Esme riu, deliciada com a euforia da filha. – Eu estou com dois meses de gestação. E foi bastante fácil descobrir isso na semana passada, quando você não consegue manter seu jantar no estômago e o pai do bebê é um médico. – ela sorriu para Carlisle.
- Como eu não percebi que você estava tão enjoada? - Bella perguntou para si mesma, pasma.
- Acho que tínhamos muita coisa na cabeça. – Edward riu e abraçou Esme também. – Essa é uma notícia incrível, mãe. Mal posso dizer o quanto estou feliz por você.
- Obrigado, meus filhos. – ela abraçou os dois pelos ombros – E saibam que sempre serão meus bebês, mesmo quando seu irmãozinho chegar.
- Eu mal posso esperar por isso. – Bella beijou sua bochecha – Fico tão feliz por vocês dois...
- Eu espero que o resto dos convidados fique também... – Esme sorriu – Mas, independente de qualquer coisa, esse foi o melhor presente de natal que eu poderia ter recebido: tenho meus três filhos comigo e me casei com o homem da minha vida. Nada poderia ser melhor.
- A hora já está um pouco avançada. – Carlisle disse, suavemente – Devemos fazer o anúncio para que você possa jogar o buquê e nós possamos... – ele pigarreou – Ir dormir.
- Sim, claro. – Esme sorriu – Vamos lá, queridos.

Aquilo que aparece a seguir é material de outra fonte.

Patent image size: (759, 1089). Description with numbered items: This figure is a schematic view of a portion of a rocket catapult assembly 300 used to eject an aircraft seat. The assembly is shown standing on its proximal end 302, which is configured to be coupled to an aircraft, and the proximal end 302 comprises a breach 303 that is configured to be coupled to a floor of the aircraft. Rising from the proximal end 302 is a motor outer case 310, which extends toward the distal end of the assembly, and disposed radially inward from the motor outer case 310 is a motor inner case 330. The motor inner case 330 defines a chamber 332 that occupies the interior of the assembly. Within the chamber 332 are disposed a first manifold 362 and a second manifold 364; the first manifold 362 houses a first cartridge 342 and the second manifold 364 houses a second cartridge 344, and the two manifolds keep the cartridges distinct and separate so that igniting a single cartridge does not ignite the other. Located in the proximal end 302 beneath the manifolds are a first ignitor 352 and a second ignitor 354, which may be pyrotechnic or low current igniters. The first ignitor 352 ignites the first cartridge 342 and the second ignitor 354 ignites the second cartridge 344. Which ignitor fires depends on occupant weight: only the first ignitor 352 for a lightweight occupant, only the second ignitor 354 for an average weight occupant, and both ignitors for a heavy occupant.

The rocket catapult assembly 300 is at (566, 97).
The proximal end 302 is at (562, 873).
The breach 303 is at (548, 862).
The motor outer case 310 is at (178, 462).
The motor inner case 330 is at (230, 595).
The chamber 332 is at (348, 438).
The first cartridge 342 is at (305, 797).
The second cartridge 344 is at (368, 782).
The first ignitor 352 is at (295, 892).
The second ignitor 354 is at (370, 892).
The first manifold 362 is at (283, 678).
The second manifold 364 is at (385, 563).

Quero vocês na primeira fila.
E eles dois estavam exatamente lá, abraçados, – apesar dos olhares confusos e chocados de vários convidados – quando Esme anunciou que estava aguardando a chegada de um novo Cullen. E, quando ela jogou o buquê antes de Carlisle carregá-la no colo para o quarto onde eles teriam sua noite de núpcias, Bella não pode deixar de gargalhar alto quando ele voou mais longe do que o previsto e bateu diretamente no peito de Jasper, que o pegou desajeitadamente, enquanto Alice vibrava.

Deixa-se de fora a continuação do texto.